(concurring in part, dissenting in part). I concur with part 2 of the opinion, having to do with the obligation of a unit owners’ association of a condominium to abate a nuisance under its control. For that reason I also concur with part 3 of the opinion. I differ, however, with the opinion of the majority that the complaint states a claim for which relief may be granted against Brenda Marsh, the broker who showed the plaintiff unit 312 in the Brook House Condominium, the apartment that he bought, and Marsh’s principal, Chestnut Hill Realty Corporation.1
It is so well understood that a complaint will be read with utmost generosity in favor of the pleader2 that one may say, *580with but a touch of hyperbole, that a motion to dismiss under Mass.R.Civ.P. 12(b) (6), 365 Mass. 755 (1974), lies only when the plaintiff has somehow managed within the four corners of the complaint to plead himself out of court. McEneaney, the plaintiff, has accomplished that master stroke. His grievance is that the broker misrepresented facts she knew or should have known when in August, 1987, she said that unit 312 was quiet. Yet attached to McEneaney’s complaint as an exhibit is a letter from him, dated August, 1990, to the trustees of the Brook House unit owners’ association saying:
“As you are aware, the engine running the air conditioning in C-Building has recently been renovated. From the information I have gathered, the horsepower of the engine has been increased. Whatever the technical reason, there is now a vibration coming through the southwest side of C-Building which is intolerable. At night, probably as a result of increased usage of air conditioning units, the sound and vibrations become increasingly louder.”

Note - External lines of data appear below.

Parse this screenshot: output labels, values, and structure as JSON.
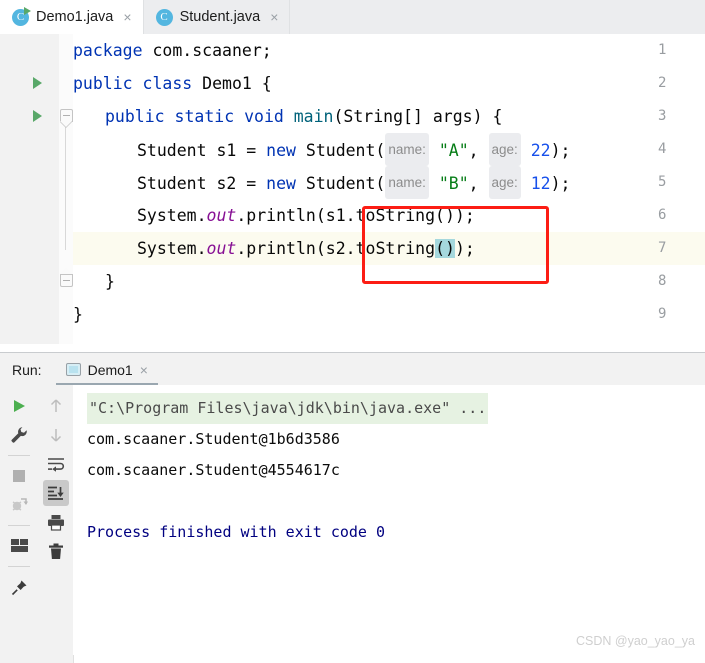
{
  "editor_tabs": [
    {
      "label": "Demo1.java",
      "icon": "java-runnable-class-icon",
      "active": true,
      "close": "×"
    },
    {
      "label": "Student.java",
      "icon": "java-class-icon",
      "active": false,
      "close": "×"
    }
  ],
  "editor": {
    "lines": [
      {
        "num": "1",
        "run_marker": false,
        "fold": null
      },
      {
        "num": "2",
        "run_marker": true,
        "fold": null
      },
      {
        "num": "3",
        "run_marker": true,
        "fold": "open"
      },
      {
        "num": "4",
        "run_marker": false,
        "fold": null
      },
      {
        "num": "5",
        "run_marker": false,
        "fold": null
      },
      {
        "num": "6",
        "run_marker": false,
        "fold": null
      },
      {
        "num": "7",
        "run_marker": false,
        "fold": null
      },
      {
        "num": "8",
        "run_marker": false,
        "fold": "close"
      },
      {
        "num": "9",
        "run_marker": false,
        "fold": null
      }
    ],
    "code": {
      "l1_kw": "package",
      "l1_rest": " com.scaaner;",
      "l2_kw1": "public",
      "l2_kw2": "class",
      "l2_name": "Demo1",
      "l2_brace": "{",
      "l3_kw": "public static void",
      "l3_meth": "main",
      "l3_sig": "(String[] args) {",
      "l4_type": "Student s1 = ",
      "l4_new": "new",
      "l4_ctor": " Student(",
      "l4_hint_name": "name:",
      "l4_str": "\"A\"",
      "l4_comma": ", ",
      "l4_hint_age": "age:",
      "l4_num": "22",
      "l4_end": ");",
      "l5_type": "Student s2 = ",
      "l5_new": "new",
      "l5_ctor": " Student(",
      "l5_hint_name": "name:",
      "l5_str": "\"B\"",
      "l5_comma": ", ",
      "l5_hint_age": "age:",
      "l5_num": "12",
      "l5_end": ");",
      "l6_sys": "System.",
      "l6_out": "out",
      "l6_dot": ".",
      "l6_println": "println",
      "l6_args": "(s1.toString());",
      "l7_sys": "System.",
      "l7_out": "out",
      "l7_dot": ".",
      "l7_println": "println",
      "l7_args_a": "(s2.toString",
      "l7_sel": "()",
      "l7_args_b": ");",
      "l8_brace": "}",
      "l9_brace": "}"
    },
    "current_line": "7",
    "highlight_box_color": "#fc1d14",
    "selection_color": "#a5d8dd"
  },
  "run_window": {
    "label": "Run:",
    "tab": {
      "label": "Demo1",
      "close": "×",
      "icon": "console-icon",
      "active": true
    },
    "left_toolbar": [
      {
        "name": "rerun-icon",
        "state": "enabled"
      },
      {
        "name": "settings-wrench-icon",
        "state": "enabled"
      },
      {
        "name": "stop-icon",
        "state": "disabled"
      },
      {
        "name": "rerun-failed-tests-icon",
        "state": "disabled"
      },
      {
        "name": "layout-settings-icon",
        "state": "enabled"
      },
      {
        "name": "pin-tab-icon",
        "state": "enabled"
      }
    ],
    "right_toolbar": [
      {
        "name": "up-arrow-icon",
        "state": "disabled"
      },
      {
        "name": "down-arrow-icon",
        "state": "disabled"
      },
      {
        "name": "soft-wrap-icon",
        "state": "enabled"
      },
      {
        "name": "scroll-to-end-icon",
        "state": "selected"
      },
      {
        "name": "print-icon",
        "state": "enabled"
      },
      {
        "name": "clear-all-icon",
        "state": "enabled"
      }
    ],
    "console": {
      "command_line": "\"C:\\Program Files\\java\\jdk\\bin\\java.exe\" ...",
      "output_line_1": "com.scaaner.Student@1b6d3586",
      "output_line_2": "com.scaaner.Student@4554617c",
      "exit_line": "Process finished with exit code 0",
      "command_bg": "#e6f2e2",
      "exit_color": "#000080"
    }
  },
  "watermark": "CSDN @yao_yao_ya"
}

Thus, in his complaint, McEneaney has told us that for three years his apartment was quiet, as the alleged representation of the broker had characterized it, and that only changes in the equipment and a souping up of its horsepower three years later in the summer of 1990 have caused it to be noisy. McEneaney’s recitation of the recent equipment changes and resulting noise states specific facts that negate the contrived, nonspecific assertion in count I of the complaint that,
“[u]pon information and belief, Chestnut Hill and Marsh knew their representations as to the non-existence of notice in Unit 312 were false at the time such representations were made and that they could not be relied upon.”
The same kind of foot-in-the-door but nonparticularized allegation was made in count II:
*581“Based upon the facts as set forth above, Chestnut Hill and Marsh misrepresented the nature of the noise level in Unit 312 to Mr. McEneaney.”

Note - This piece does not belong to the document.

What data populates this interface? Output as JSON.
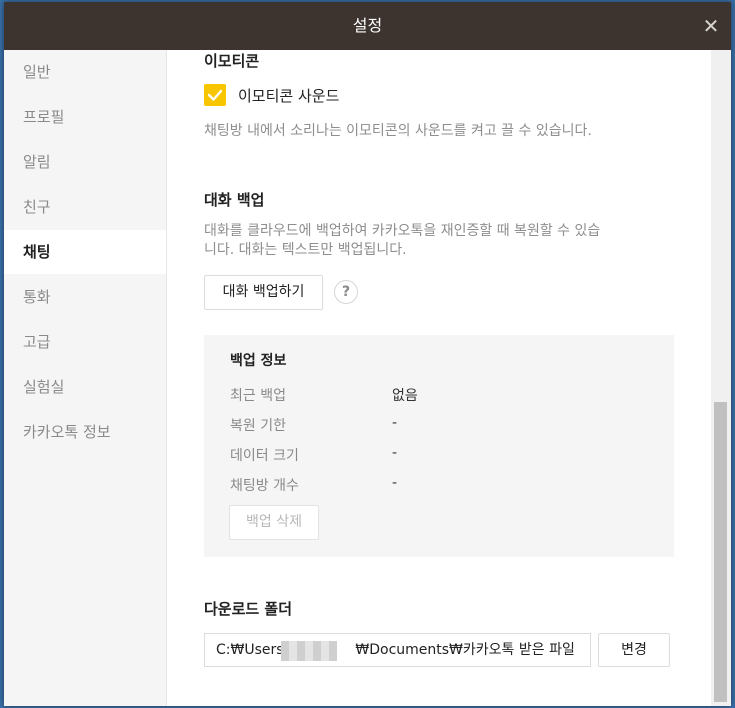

That McEneaney alleges the broker “knew or should have known that there had been a historical noise and vibration problem in the . . . area of . . . Unit 312,” does not, it seems to me, advance his cause. Such a history would not alter the state of unit 312 in August, 1987, namely, quiet, and does not permit logically the inference that the broker ought to have known that the apartment would be noisy in the future.3 The stretch that such an inference would involve is best illustrated by the unit’s being quiet for the next three years after sale.
As the trial judge wrote in his memorandum of decision allowing the broker’s motion to dismiss, “McEneaney has failed to allege facts that would challenge the contemporaneous truth of Ms. Marsh’s representations.” The claim against the broker is representative of a “round up all the usual suspects and let’s see what we can shake out of them” approach to litigation. See Caron v. General Motors Corp., 37 Mass. App. Ct. 744, 756 (Brown, J., concurring). We should not allow ourselves to be seduced by it. Routinely, at bar associations and like public occasions, judges lament the high tide of litigation. Then we invite into the courts for further exploration cases that offend common sense. As Walt Kelly once had Pogo say, “We have met the enemy and they is us.”
For purposes of convenience, I shall refer to Marsh and Chestnut Hill Realty Corporation collectively as “the broker.”
See, e.g., Charbonnier v. Amico, 367 Mass. 146, 152-153 (1975); Druker v. Roland Wm. Jutras Assocs., 370 Mass. 383, 385 (1976); Balsavich v. Local Union 170, Intl. Bhd. of Teamsters, 371 Mass. 283 (1976); Nader v. Citron, 372 Mass. 96, 98 (1977); Wrightson v. Spaulding, 20 Mass. App. Ct. 70, 71-72 (1985); U.S. Funding, Inc. of Am. v. Bank of Boston Corp., 28 Mass. App. Ct. 404, 406 (1990).
Indeed, there is an element of self-contradiction in the complaint. That pleading was filed May 17, 1983. To avoid being barred by the three-year statute of limitations for tort claims, the plaintiff must say the noisy condition first came to his attention no earlier than June, 1990. Yet the broker is supposed to have known in July and August of 1987 that unit 312 would become noisy three years later.